Фауст отвернулся. Он подошел к костру, присел, поворошил угли. Маргарита, стараясь не производить шума, расположилась рядом. Она осторожно положила свою ладонь поверх его, слегка стиснула пальцы.

Это обыденное движение-прикосновение породило в душе Фауста смятение, взметнуло белый вихрь чувств, неизвестных дотоле. Давно, очень давно любое прикосновение пробуждало в нем неприязнь, ненависть, агрессивность, воспринималось как покушение на его жизнь.

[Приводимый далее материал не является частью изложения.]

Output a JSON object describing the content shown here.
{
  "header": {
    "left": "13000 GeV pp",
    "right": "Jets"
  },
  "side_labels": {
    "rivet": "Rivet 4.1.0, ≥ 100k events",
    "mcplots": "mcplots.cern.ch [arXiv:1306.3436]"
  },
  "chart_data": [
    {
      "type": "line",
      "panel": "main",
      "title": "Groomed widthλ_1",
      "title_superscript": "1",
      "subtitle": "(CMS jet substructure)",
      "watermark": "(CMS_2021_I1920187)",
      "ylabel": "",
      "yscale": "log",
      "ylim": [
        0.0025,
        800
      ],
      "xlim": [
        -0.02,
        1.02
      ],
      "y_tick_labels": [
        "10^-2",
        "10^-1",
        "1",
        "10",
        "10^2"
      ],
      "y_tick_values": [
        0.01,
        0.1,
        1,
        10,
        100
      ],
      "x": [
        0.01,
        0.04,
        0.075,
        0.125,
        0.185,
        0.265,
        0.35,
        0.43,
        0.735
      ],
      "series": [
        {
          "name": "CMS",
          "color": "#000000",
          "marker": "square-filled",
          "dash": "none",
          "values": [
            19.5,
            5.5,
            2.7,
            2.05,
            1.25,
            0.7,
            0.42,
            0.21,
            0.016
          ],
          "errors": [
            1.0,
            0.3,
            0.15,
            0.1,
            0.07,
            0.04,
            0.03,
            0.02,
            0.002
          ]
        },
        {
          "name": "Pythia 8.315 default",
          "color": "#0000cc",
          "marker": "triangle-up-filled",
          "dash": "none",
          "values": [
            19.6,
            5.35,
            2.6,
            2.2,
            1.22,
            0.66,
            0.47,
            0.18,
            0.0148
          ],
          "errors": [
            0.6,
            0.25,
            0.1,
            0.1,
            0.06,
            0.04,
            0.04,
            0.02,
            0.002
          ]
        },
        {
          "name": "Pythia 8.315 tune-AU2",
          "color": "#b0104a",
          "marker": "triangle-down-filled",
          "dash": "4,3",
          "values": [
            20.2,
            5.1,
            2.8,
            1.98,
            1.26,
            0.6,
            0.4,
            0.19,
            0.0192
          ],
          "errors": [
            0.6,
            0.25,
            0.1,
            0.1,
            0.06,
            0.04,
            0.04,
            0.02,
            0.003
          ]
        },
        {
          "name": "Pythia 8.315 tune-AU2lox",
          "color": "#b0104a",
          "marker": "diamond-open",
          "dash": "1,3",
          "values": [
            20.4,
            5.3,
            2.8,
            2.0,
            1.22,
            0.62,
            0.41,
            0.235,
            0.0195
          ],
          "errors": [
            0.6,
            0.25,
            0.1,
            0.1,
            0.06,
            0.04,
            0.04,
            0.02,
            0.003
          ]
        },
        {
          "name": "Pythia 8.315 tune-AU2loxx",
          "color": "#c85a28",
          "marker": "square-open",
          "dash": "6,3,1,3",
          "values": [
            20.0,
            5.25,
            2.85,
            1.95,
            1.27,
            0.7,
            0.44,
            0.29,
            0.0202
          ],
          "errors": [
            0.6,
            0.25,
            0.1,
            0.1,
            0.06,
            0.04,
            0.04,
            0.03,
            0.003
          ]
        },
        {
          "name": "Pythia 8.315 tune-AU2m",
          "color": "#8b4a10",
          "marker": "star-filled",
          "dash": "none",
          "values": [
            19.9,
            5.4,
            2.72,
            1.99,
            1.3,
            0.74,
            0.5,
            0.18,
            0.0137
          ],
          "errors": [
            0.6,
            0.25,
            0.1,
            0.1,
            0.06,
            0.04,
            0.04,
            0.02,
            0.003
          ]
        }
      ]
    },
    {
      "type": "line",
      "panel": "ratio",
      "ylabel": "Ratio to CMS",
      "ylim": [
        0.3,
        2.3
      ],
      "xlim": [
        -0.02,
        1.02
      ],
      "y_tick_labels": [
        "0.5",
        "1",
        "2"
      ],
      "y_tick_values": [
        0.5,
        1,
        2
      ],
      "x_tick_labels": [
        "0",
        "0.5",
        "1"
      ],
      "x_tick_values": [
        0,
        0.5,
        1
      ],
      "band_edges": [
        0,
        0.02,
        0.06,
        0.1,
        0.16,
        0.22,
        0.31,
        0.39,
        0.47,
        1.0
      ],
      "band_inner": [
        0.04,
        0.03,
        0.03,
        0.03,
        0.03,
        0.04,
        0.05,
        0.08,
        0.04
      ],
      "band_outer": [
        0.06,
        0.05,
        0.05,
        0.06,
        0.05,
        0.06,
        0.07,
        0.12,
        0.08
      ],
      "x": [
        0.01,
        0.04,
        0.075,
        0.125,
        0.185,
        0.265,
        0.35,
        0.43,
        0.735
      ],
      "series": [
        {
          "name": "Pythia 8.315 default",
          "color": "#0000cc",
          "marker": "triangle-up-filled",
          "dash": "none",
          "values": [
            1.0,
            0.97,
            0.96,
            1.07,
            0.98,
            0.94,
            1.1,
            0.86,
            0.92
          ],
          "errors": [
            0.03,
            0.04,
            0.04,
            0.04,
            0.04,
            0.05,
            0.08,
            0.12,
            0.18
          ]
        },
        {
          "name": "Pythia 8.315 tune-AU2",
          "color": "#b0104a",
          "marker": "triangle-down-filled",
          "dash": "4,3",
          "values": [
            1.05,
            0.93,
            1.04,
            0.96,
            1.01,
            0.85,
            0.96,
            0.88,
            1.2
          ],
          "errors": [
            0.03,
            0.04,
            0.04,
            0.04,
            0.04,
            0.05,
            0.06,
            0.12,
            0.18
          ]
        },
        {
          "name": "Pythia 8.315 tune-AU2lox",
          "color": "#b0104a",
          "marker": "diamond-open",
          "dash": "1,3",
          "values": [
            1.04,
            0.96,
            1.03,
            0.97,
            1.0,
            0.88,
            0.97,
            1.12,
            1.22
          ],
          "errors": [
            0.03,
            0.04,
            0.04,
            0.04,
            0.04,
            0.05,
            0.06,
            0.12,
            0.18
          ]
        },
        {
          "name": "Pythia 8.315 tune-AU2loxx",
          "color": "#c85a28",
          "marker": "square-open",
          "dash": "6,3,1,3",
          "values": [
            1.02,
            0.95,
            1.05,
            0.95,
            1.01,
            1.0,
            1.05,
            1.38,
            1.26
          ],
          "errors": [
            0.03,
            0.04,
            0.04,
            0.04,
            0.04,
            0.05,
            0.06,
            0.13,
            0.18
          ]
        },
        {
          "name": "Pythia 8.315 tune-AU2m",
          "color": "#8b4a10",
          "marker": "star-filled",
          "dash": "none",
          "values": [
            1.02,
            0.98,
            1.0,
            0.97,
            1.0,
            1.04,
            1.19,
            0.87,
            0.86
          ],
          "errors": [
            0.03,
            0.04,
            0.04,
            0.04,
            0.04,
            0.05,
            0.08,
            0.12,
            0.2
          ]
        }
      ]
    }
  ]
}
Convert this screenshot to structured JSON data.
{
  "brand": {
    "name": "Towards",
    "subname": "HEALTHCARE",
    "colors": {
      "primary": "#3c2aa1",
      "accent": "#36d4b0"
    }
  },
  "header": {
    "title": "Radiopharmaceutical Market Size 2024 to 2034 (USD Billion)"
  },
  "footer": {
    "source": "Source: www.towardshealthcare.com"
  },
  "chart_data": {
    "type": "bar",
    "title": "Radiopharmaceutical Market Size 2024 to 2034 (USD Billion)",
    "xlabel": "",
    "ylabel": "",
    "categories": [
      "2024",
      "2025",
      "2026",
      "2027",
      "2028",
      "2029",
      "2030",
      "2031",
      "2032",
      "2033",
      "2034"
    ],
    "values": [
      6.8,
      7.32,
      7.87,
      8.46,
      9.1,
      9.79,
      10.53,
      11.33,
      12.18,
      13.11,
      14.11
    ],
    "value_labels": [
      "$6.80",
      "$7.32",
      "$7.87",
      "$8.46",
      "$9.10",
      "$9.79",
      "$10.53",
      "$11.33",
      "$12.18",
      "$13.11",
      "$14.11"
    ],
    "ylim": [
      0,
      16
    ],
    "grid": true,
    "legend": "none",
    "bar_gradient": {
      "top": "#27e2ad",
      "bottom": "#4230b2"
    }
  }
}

Приспособившись к этому миру, он научился различать их, безопасные от несущих угрозу, даже предчувствовать. Но по сегодняшний день в нем жило чувство собственной обособленности, и весь мир делился на две неравные части, большую и меньшую: он и все остальное. Теперь появилось новое: он и Маргарита — одно, он и целый мир — одно, и дело заключалось даже не в тех определенных и названных людьми чувствах, не в осознании близости и взаимопонимания его и молодой женщины — а во внутреннем проникновении. В общении с Профессором Фауст не однажды приближался к этой черте, но никогда не переступал. А сейчас…

— О чем ты думаешь? — Марго не шевелится, точно боясь порвать тончайшую нить, связавшую их.

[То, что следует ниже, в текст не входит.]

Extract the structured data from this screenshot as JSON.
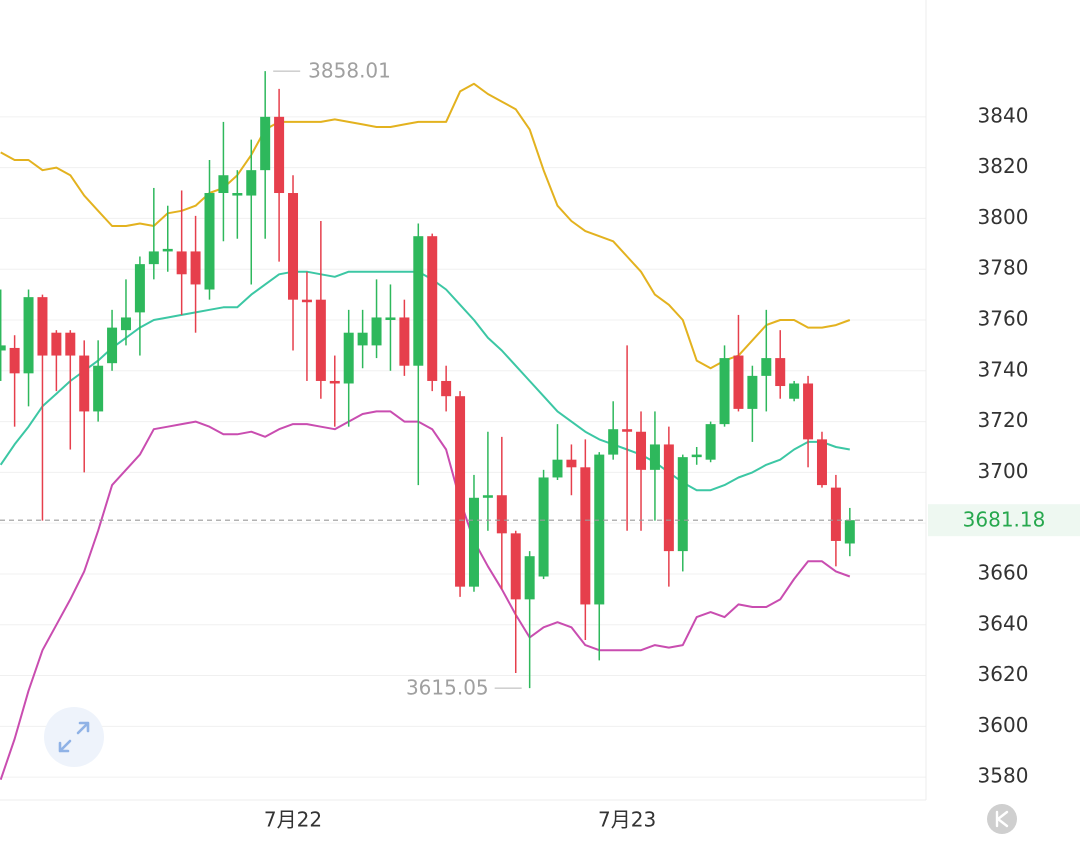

— Не знаю. Сразу о многом. Мне кажется, я тебя люблю, — он скосил глаза, страшась увидеть на ее лице неудовольствие или насмешку, заторопился. — Я не вполне отчетливо это себе представляю и словами высказать не сумею… Еще думаю, как разубедить пацанов в высшем авторитете Юнца, чем разбудить их, и эту казарменную дисциплину роботов, будущих солдат-убийц, сделать осознанной, подчиненной большему человеческому долгу, чем долг перед замкнутой группкой… Удивляюсь тому, что музыканты играют на площади: снег идет, а они играют. И мимо нас прошли спокойно, не начали стрелять… Мне еще кажется, я понял, почему Ивонна чертил рукой крест. Вот смотри…

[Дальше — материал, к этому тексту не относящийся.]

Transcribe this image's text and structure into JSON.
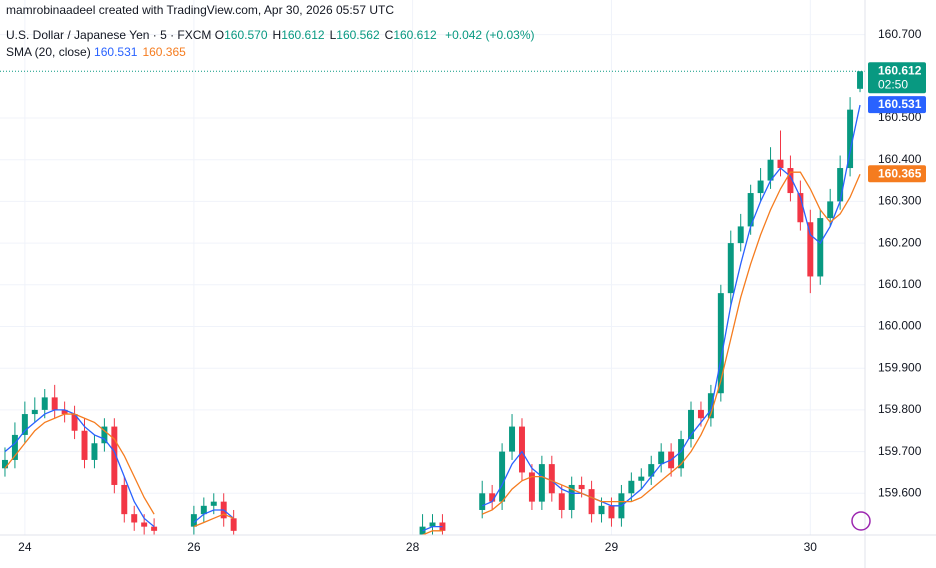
{
  "header": {
    "caption": "mamrobinaadeel created with TradingView.com, Apr 30, 2026 05:57 UTC"
  },
  "chart_data": {
    "type": "candlestick",
    "title": "U.S. Dollar / Japanese Yen · 5 · FXCM",
    "ohlc_legend": [
      {
        "key": "O",
        "value": {
          "value": 160.57,
          "label": "160.570"
        }
      },
      {
        "key": "H",
        "value": {
          "value": 160.612,
          "label": "160.612"
        }
      },
      {
        "key": "L",
        "value": {
          "value": 160.562,
          "label": "160.562"
        }
      },
      {
        "key": "C",
        "value": {
          "value": 160.612,
          "label": "160.612"
        }
      }
    ],
    "change": {
      "value": 0.042,
      "label": "+0.042"
    },
    "change_pct": {
      "value": 0.03,
      "label": "(+0.03%)"
    },
    "price_label": {
      "value": 160.612,
      "label": "160.612"
    },
    "countdown": "02:50",
    "up_color": "#089981",
    "down_color": "#f23645",
    "open": [
      159.66,
      159.68,
      159.74,
      159.79,
      159.8,
      159.83,
      159.8,
      159.79,
      159.75,
      159.68,
      159.72,
      159.76,
      159.62,
      159.55,
      159.53,
      159.52,
      null,
      null,
      null,
      159.52,
      159.55,
      159.57,
      159.58,
      159.54,
      null,
      null,
      null,
      null,
      null,
      null,
      null,
      null,
      null,
      null,
      null,
      null,
      null,
      null,
      null,
      null,
      null,
      null,
      159.5,
      159.52,
      159.53,
      null,
      null,
      null,
      159.56,
      159.6,
      159.58,
      159.7,
      159.76,
      159.65,
      159.58,
      159.67,
      159.6,
      159.56,
      159.62,
      159.61,
      159.55,
      159.57,
      159.54,
      159.6,
      159.63,
      159.64,
      159.67,
      159.7,
      159.66,
      159.73,
      159.8,
      159.78,
      159.84,
      160.08,
      160.2,
      160.24,
      160.32,
      160.35,
      160.4,
      160.38,
      160.32,
      160.25,
      160.12,
      160.26,
      160.3,
      160.38,
      160.57
    ],
    "high": [
      159.71,
      159.77,
      159.82,
      159.83,
      159.85,
      159.86,
      159.82,
      159.81,
      159.78,
      159.74,
      159.78,
      159.78,
      159.64,
      159.57,
      159.55,
      159.54,
      null,
      null,
      null,
      159.57,
      159.59,
      159.6,
      159.6,
      159.56,
      null,
      null,
      null,
      null,
      null,
      null,
      null,
      null,
      null,
      null,
      null,
      null,
      null,
      null,
      null,
      null,
      null,
      null,
      159.55,
      159.55,
      159.55,
      null,
      null,
      null,
      159.63,
      159.62,
      159.72,
      159.79,
      159.78,
      159.67,
      159.69,
      159.69,
      159.62,
      159.64,
      159.64,
      159.63,
      159.59,
      159.59,
      159.62,
      159.65,
      159.66,
      159.69,
      159.72,
      159.72,
      159.75,
      159.82,
      159.82,
      159.86,
      160.1,
      160.23,
      160.27,
      160.34,
      160.38,
      160.43,
      160.47,
      160.41,
      160.35,
      160.28,
      160.28,
      160.33,
      160.41,
      160.55,
      160.612
    ],
    "low": [
      159.64,
      159.66,
      159.72,
      159.77,
      159.78,
      159.78,
      159.77,
      159.73,
      159.66,
      159.66,
      159.7,
      159.6,
      159.53,
      159.51,
      159.5,
      159.49,
      null,
      null,
      null,
      159.5,
      159.53,
      159.55,
      159.52,
      159.49,
      null,
      null,
      null,
      null,
      null,
      null,
      null,
      null,
      null,
      null,
      null,
      null,
      null,
      null,
      null,
      null,
      null,
      null,
      159.48,
      159.5,
      159.49,
      null,
      null,
      null,
      159.54,
      159.56,
      159.56,
      159.68,
      159.63,
      159.56,
      159.56,
      159.58,
      159.54,
      159.54,
      159.59,
      159.53,
      159.53,
      159.52,
      159.52,
      159.58,
      159.61,
      159.62,
      159.65,
      159.64,
      159.64,
      159.71,
      159.76,
      159.76,
      159.82,
      160.05,
      160.18,
      160.22,
      160.3,
      160.33,
      160.36,
      160.3,
      160.23,
      160.08,
      160.1,
      160.24,
      160.28,
      160.36,
      160.562
    ],
    "close": [
      159.68,
      159.74,
      159.79,
      159.8,
      159.83,
      159.8,
      159.79,
      159.75,
      159.68,
      159.72,
      159.76,
      159.62,
      159.55,
      159.53,
      159.52,
      159.51,
      null,
      null,
      null,
      159.55,
      159.57,
      159.58,
      159.54,
      159.51,
      null,
      null,
      null,
      null,
      null,
      null,
      null,
      null,
      null,
      null,
      null,
      null,
      null,
      null,
      null,
      null,
      null,
      null,
      159.52,
      159.53,
      159.51,
      null,
      null,
      null,
      159.6,
      159.58,
      159.7,
      159.76,
      159.65,
      159.58,
      159.67,
      159.6,
      159.56,
      159.62,
      159.61,
      159.55,
      159.57,
      159.54,
      159.6,
      159.63,
      159.64,
      159.67,
      159.7,
      159.66,
      159.73,
      159.8,
      159.78,
      159.84,
      160.08,
      160.2,
      160.24,
      160.32,
      160.35,
      160.4,
      160.38,
      160.32,
      160.25,
      160.12,
      160.26,
      160.3,
      160.38,
      160.52,
      160.612
    ],
    "indicator": "SMA (20, close)",
    "series": [
      {
        "color": "#2962ff",
        "last_label": {
          "value": 160.531,
          "label": "160.531"
        },
        "values": [
          159.7,
          159.72,
          159.75,
          159.77,
          159.79,
          159.8,
          159.8,
          159.79,
          159.76,
          159.74,
          159.73,
          159.7,
          159.64,
          159.58,
          159.54,
          159.52,
          null,
          null,
          null,
          159.53,
          159.55,
          159.56,
          159.56,
          159.54,
          null,
          null,
          null,
          null,
          null,
          null,
          null,
          null,
          null,
          null,
          null,
          null,
          null,
          null,
          null,
          null,
          null,
          null,
          159.51,
          159.52,
          159.52,
          null,
          null,
          null,
          159.57,
          159.58,
          159.62,
          159.67,
          159.7,
          159.66,
          159.64,
          159.63,
          159.61,
          159.6,
          159.6,
          159.59,
          159.58,
          159.57,
          159.57,
          159.59,
          159.61,
          159.64,
          159.67,
          159.68,
          159.7,
          159.74,
          159.77,
          159.8,
          159.92,
          160.05,
          160.15,
          160.24,
          160.3,
          160.35,
          160.38,
          160.36,
          160.31,
          160.22,
          160.2,
          160.24,
          160.3,
          160.42,
          160.531
        ]
      },
      {
        "color": "#f57c1f",
        "last_label": {
          "value": 160.365,
          "label": "160.365"
        },
        "values": [
          159.66,
          159.69,
          159.72,
          159.75,
          159.77,
          159.78,
          159.79,
          159.79,
          159.78,
          159.77,
          159.75,
          159.73,
          159.69,
          159.64,
          159.59,
          159.55,
          null,
          null,
          null,
          159.52,
          159.53,
          159.54,
          159.55,
          159.54,
          null,
          null,
          null,
          null,
          null,
          null,
          null,
          null,
          null,
          null,
          null,
          null,
          null,
          null,
          null,
          null,
          null,
          null,
          159.5,
          159.51,
          159.51,
          null,
          null,
          null,
          159.55,
          159.56,
          159.58,
          159.61,
          159.63,
          159.64,
          159.64,
          159.63,
          159.62,
          159.61,
          159.6,
          159.59,
          159.58,
          159.58,
          159.58,
          159.58,
          159.59,
          159.61,
          159.63,
          159.65,
          159.67,
          159.7,
          159.74,
          159.79,
          159.87,
          159.97,
          160.07,
          160.15,
          160.22,
          160.28,
          160.33,
          160.37,
          160.37,
          160.33,
          160.28,
          160.25,
          160.27,
          160.31,
          160.365
        ]
      }
    ],
    "xlim": [
      -0.5,
      86.5
    ],
    "xticks": [
      {
        "value": 2,
        "label": "24"
      },
      {
        "value": 19,
        "label": "26"
      },
      {
        "value": 41,
        "label": "28"
      },
      {
        "value": 61,
        "label": "29"
      },
      {
        "value": 81,
        "label": "30"
      }
    ],
    "ylim": [
      159.5,
      160.735
    ],
    "yticks": [
      {
        "value": 160.7,
        "label": "160.700"
      },
      {
        "value": 160.5,
        "label": "160.500"
      },
      {
        "value": 160.4,
        "label": "160.400"
      },
      {
        "value": 160.3,
        "label": "160.300"
      },
      {
        "value": 160.2,
        "label": "160.200"
      },
      {
        "value": 160.1,
        "label": "160.100"
      },
      {
        "value": 160.0,
        "label": "160.000"
      },
      {
        "value": 159.9,
        "label": "159.900"
      },
      {
        "value": 159.8,
        "label": "159.800"
      },
      {
        "value": 159.7,
        "label": "159.700"
      },
      {
        "value": 159.6,
        "label": "159.600"
      }
    ],
    "grid": true
  }
}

Из кучки дров, припасенных для поддержания огня, он вытащил две прямых палки, одну длиннее, другую короче.

— Видишь: палки, ничего особенного, что одна, что две, что куча — дрова. Но вот я накладываю меньшую серединой на большую, примерно на треть от верхнего края. Те же две палки, но в сознании они сливаются в одну сущность — крест. Уже неделимую. Расположи их под острым углом друг к другу, смести меньшую — ощущение цельности странным образом разрушается. Наверное, потому, что в окружающем нас можно увидеть, отыскать такое соединение или наложение. Если же ввести два крохотных условия: одна палка проходит через другую посредине и под прямым углом, — новая сущность. Может статься, крест был самой первой конструкцией, созданной человеком рукотворно. Он, возможно, древнее и колеса, и рубила, и каменного топора. Смысл его доступен любому разумному существу, независимо от уровня развития. Ну, представь, мы с тобой попали в незнакомое место, кругом невообразимый хаос, нагромождение непонятных предметов, и вдруг — крест. Сразу станет ясно: здесь побывало до нас разумное существо. А?!

Маргарита, сидевшая до того неподвижно, вдруг расхохоталась.

— Знаешь, Фауст, — заговорила она, перемежая слова приступами смеха. — Иногда ты мне представляешься таким умным… А иногда — ну мальчишка мальчишкой. Понахватался у Профессора ученых слов и лопочешь невесть что. Вот ответь, ну какую практическую пользу могут принести твои размышления о палках и кресте?

— Не знаю, Марго. Впрочем… я хочу вырубить такой знак на плите, под которой Профессор с Гермом. Мы уйдем насовсем, нас не станет, будут другие люди или не люди, кто-то, что-то, ведь фоновый уровень радиации настолько высок, что, по-видимому, скоро камни начнут думать: и они поймут, что плита лежит не просто так, не сама по себе. Они поймут этот знак, как предостережение.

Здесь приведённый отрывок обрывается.